While you're spot-on with getting a large percentage of your calories from fat, in the long run large amounts of animal fats from meat, eggs and dairy will raise your cholesterol levels and cause a lot of inflammation from free radical damage. If I were you, I would switch to unprocessed olive, grape, flax and canola oil. These oils have the 9 calorie per 1 gram ratio, but remove cholesterol from your arteries. They are also unsaturated, which means they release very small amounts of free radicals.
You're right on target with fasting as well, people who fast at least one day out of the week have a longer lifespan on average than those who don't. There are several metabolic pathways that are affected by fasting that involve the aging process.
I'm really big into a raw diet, and have done a lot of studying about the micro nutrients necessary for the human metabolism to efficiently function. As others have noted, removing grain from your diet is a good thing to do most of the time. Be careful though, as I removed grain from my diet for a couple of years and permanently lost the ability to tolerate the proteins in most food grains. If you don't use it, you lose it.
Also, you may want to give antioxidants some thought. The metabolism can't function properly and your tissues can't regenerate without substantial amounts of polyphenols, flavonols, glutathione (or its precursor alpha lipoic acid), and vitamin C. If you eat grass fed animals, then you're probably getting enough CLA, that's a great metabolism booster. Plants do have some necessary micro-nutrients that are important for a balanced body, so it's important to at least include some isolated nutrients.

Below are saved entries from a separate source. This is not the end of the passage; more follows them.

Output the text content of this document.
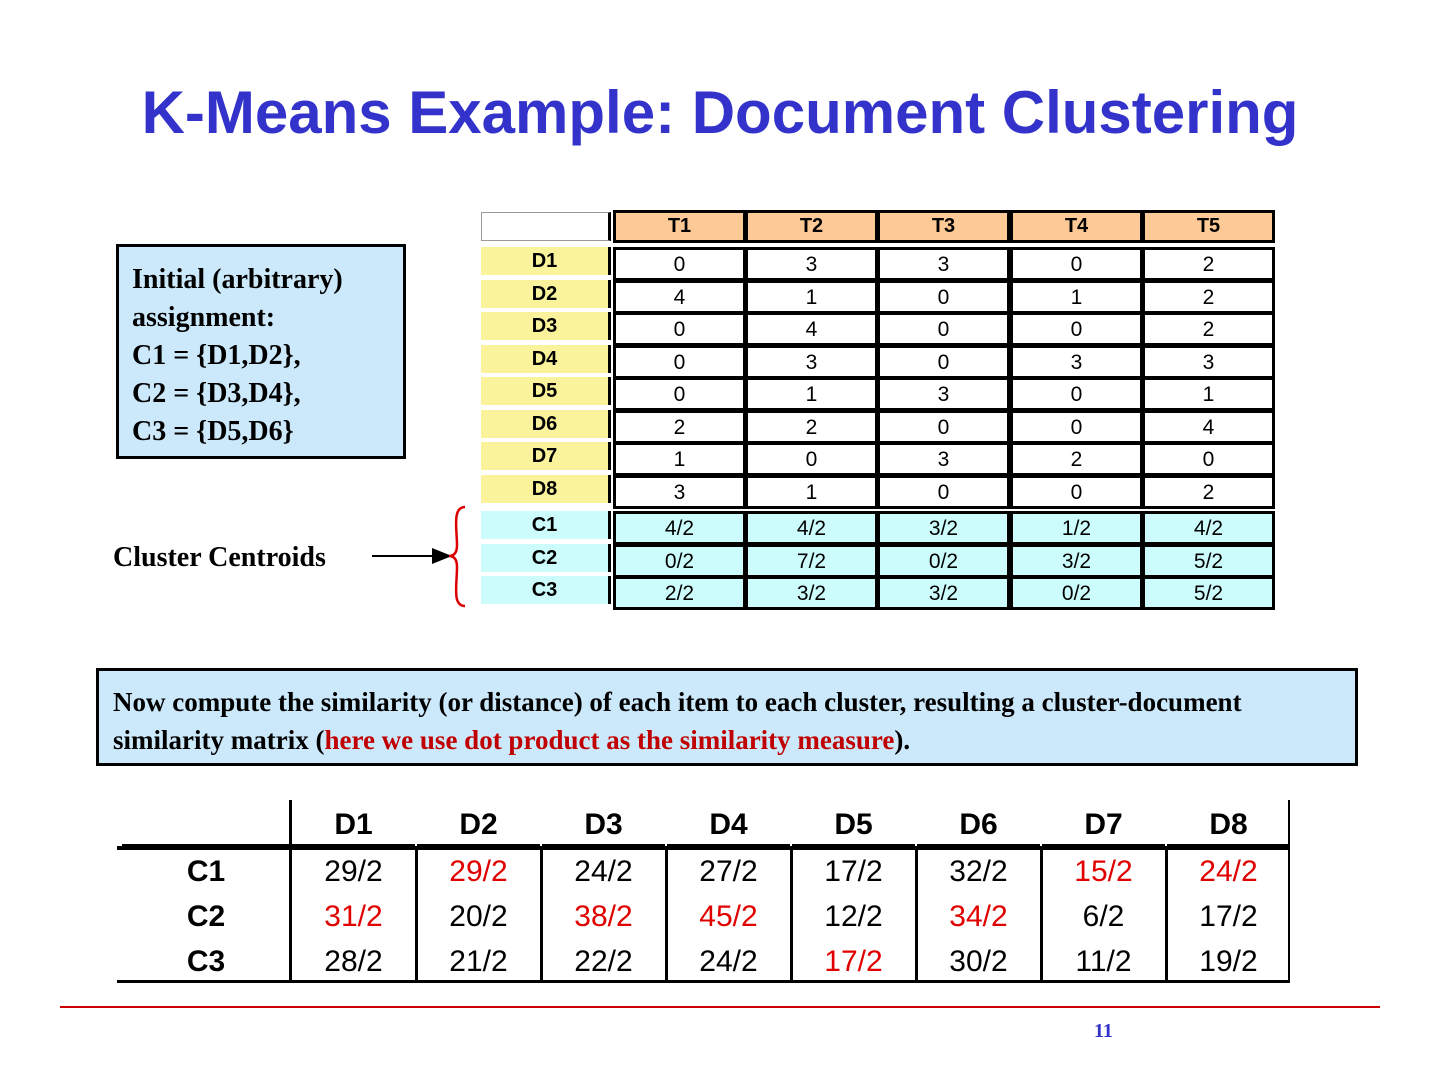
K-Means Example: Document Clustering
Initial (arbitrary)
assignment:
C1 = {D1,D2},
C2 = {D3,D4},
C3 = {D5,D6}
Cluster Centroids
T1	T2	T3	T4	T5
D1	0	3	3	0	2
D2	4	1	0	1	2
D3	0	4	0	0	2
D4	0	3	0	3	3
D5	0	1	3	0	1
D6	2	2	0	0	4
D7	1	0	3	2	0
D8	3	1	0	0	2
C1	4/2	4/2	3/2	1/2	4/2
C2	0/2	7/2	0/2	3/2	5/2
C3	2/2	3/2	3/2	0/2	5/2
Now compute the similarity (or distance) of each item to each cluster, resulting a cluster-document similarity matrix (here we use dot product as the similarity measure).
D1	D2	D3	D4	D5	D6	D7	D8
C1	29/2	29/2	24/2	27/2	17/2	32/2	15/2	24/2
C2	31/2	20/2	38/2	45/2	12/2	34/2	6/2	17/2
C3	28/2	21/2	22/2	24/2	17/2	30/2	11/2	19/2
11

You mean very low density lipo-proteins (VLDL)? Those only get created when you each certain sugars. They stick to the artery wall like all low density lipo-proteins to be picked and transported by a high density lipo-protein. When the free radicals come in contact with a VLDL it is pushed into the wall and this can build up and cause atherosclerosis or arteriosclerosis. It is the packaging that the cholesterol is in (the lipo-protein) that makes all the difference. Otherwise, high cholesterol is actually healthier which goes against the popular beliefs of today. You have to be careful when you read scholarly articles because they may contain bias in the form of assuming that certain things are inherently bad like when they adjust for BMI and all that, they are probably messing up the entire experiment. There are also many experiments that put saturated fats and trans fats in the same category.
You would be surprised how many nutrients meat itself actually contains when prepared properly.